Evanston Fire Departments chaplains provide all-around support


Photo courtesy of Jorge Melendez

The Evanston Fire Department’s two chaplains offer support to the entire department

Luke Jordan, Reporter

The Evanston Fire Department doesn’t just have one chaplain, but two.

Monté Dillard and Heath Howe, Evanston Fire Department’s chaplains, started their positions in the summer of 2020.

Fire Chief Paul Polep said the chaplains are vital support for members of the fire department. He said they provide a system of support built on trust the chaplains have earned with department members.

“In a fire department or a police department, the more you see the more you can become calloused to things,” Polep said. “Having a support system, like the chaplains that we have, to be able to reach out and bring yourself back to normal, it’s a good thing.”

Their work is multi-faceted, but centers around building relationships with members of the Evanston Fire Department, Dillard said. Along with other responsibilities, this requires visiting the firehouses and arriving at the scene during crises.

Part of their role as chaplains is also to comfort victims, Howe said. This isn’t a task naturally built into the jobs of other fire department members. 

Chaplains are also sometimes called to non-emergency scenes, Polep said.

“It’s not always the house fires, it’s not always the water rescues, it’s not always the … big call,” Polep said. “Sometimes it’s just a call where we could use a little help.”

It’s common for the chaplains to follow up with members of the fire department and victims of situations, at times even making hospital visits, he said.

The two chaplains’ relationships with firefighters aren’t confined to the workplace. Dillard said he communicates with some department staff regularly on social media, and recently noticed a department member in his congregation.

While their work as fire chaplains is very demanding, both chaplains said their faith keeps them centered.

“At least for Christians, (giving) is a part of our call,” Howe said. “So for me to be able to give to the Evanston community … that’s a part of why I like it.”

While fire department staff and victims know about the chaplain’s support network, they can choose how much to engage with them. The chaplains said they seek to provide support to whoever needs it across all cultures. 

Dillard and Howe filled a vacancy left by Howe’s late husband, David Jones, who served as the department’s chaplain from 2011 until his passing in 2020.

After Jones’ passing, former fire chief Brian Scott asked Howe if she would be interested in taking up the role. While Jones performed the work as a retiree, Howe worked full time as an Episcopalian priest, which made her nervous about the time commitment.

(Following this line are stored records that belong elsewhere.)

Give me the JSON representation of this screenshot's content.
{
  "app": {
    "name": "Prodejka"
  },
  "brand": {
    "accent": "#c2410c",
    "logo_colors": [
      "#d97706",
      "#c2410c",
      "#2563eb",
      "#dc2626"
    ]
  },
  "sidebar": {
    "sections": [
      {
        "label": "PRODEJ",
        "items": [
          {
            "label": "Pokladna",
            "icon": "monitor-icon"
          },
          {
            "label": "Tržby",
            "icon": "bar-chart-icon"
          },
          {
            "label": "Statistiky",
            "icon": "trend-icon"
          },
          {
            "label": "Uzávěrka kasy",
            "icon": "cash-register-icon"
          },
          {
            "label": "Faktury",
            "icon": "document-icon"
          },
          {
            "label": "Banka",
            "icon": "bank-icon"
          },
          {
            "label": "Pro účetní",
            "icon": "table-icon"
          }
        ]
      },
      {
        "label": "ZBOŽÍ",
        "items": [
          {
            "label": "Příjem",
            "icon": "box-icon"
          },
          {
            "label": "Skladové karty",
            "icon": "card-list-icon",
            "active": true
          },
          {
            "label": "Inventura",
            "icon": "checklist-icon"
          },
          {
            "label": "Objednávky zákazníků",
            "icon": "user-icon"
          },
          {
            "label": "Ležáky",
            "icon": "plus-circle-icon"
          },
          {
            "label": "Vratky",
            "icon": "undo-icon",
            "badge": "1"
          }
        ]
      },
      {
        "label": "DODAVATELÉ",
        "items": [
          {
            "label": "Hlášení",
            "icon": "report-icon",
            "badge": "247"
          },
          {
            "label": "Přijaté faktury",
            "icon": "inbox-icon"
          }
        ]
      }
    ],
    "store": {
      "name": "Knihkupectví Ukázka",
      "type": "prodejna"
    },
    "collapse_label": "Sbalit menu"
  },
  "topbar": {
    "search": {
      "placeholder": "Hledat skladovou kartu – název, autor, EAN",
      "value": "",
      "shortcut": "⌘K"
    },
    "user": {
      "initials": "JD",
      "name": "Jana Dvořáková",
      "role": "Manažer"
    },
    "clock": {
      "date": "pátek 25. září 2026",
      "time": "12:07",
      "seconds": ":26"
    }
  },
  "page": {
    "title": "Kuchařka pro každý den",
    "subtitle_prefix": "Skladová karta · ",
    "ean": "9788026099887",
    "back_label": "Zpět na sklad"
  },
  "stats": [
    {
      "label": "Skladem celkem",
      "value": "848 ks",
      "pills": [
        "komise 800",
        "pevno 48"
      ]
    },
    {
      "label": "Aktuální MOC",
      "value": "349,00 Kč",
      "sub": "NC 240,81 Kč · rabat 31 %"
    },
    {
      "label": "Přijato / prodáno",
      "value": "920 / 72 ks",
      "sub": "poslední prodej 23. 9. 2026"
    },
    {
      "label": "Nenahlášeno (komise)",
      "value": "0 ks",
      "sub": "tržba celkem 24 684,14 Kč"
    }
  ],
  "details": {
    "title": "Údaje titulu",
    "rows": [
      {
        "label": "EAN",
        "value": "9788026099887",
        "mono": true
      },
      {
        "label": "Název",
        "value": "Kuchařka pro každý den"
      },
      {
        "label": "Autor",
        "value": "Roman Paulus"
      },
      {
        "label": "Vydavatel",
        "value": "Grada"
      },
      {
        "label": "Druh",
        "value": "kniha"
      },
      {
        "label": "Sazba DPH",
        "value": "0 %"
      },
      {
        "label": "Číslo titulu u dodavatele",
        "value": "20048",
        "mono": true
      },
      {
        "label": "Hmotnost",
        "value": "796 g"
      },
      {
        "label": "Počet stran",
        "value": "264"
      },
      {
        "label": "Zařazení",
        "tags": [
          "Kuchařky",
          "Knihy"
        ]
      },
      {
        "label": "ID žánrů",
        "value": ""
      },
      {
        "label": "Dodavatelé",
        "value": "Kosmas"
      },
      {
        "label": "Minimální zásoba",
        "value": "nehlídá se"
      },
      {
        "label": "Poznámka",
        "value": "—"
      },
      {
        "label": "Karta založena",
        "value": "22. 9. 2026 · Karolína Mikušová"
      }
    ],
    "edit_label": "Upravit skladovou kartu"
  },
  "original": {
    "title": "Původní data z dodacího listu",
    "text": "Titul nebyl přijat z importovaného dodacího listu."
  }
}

“Long story short, I said to Brian, ’What if there were two of us?’” Howe said.

Not long after, Dillard was offered the role after several department members, including Polep, heard him speak at a youth mentorship event. 

Howe is the rector of Church of the Holy Comforter in Kenilworth and Dillard serves as senior pastor at First Church of God Christian Life Center in Evanston. Dillard said working together allows them to best serve the fire department, their congregations and each other. 

“One of the things I think we’ve benefited from, Heath and I, is our relationship,” Dillard said. “Both of us are able to depend and lean on each other at times to make sure that ground is covered.”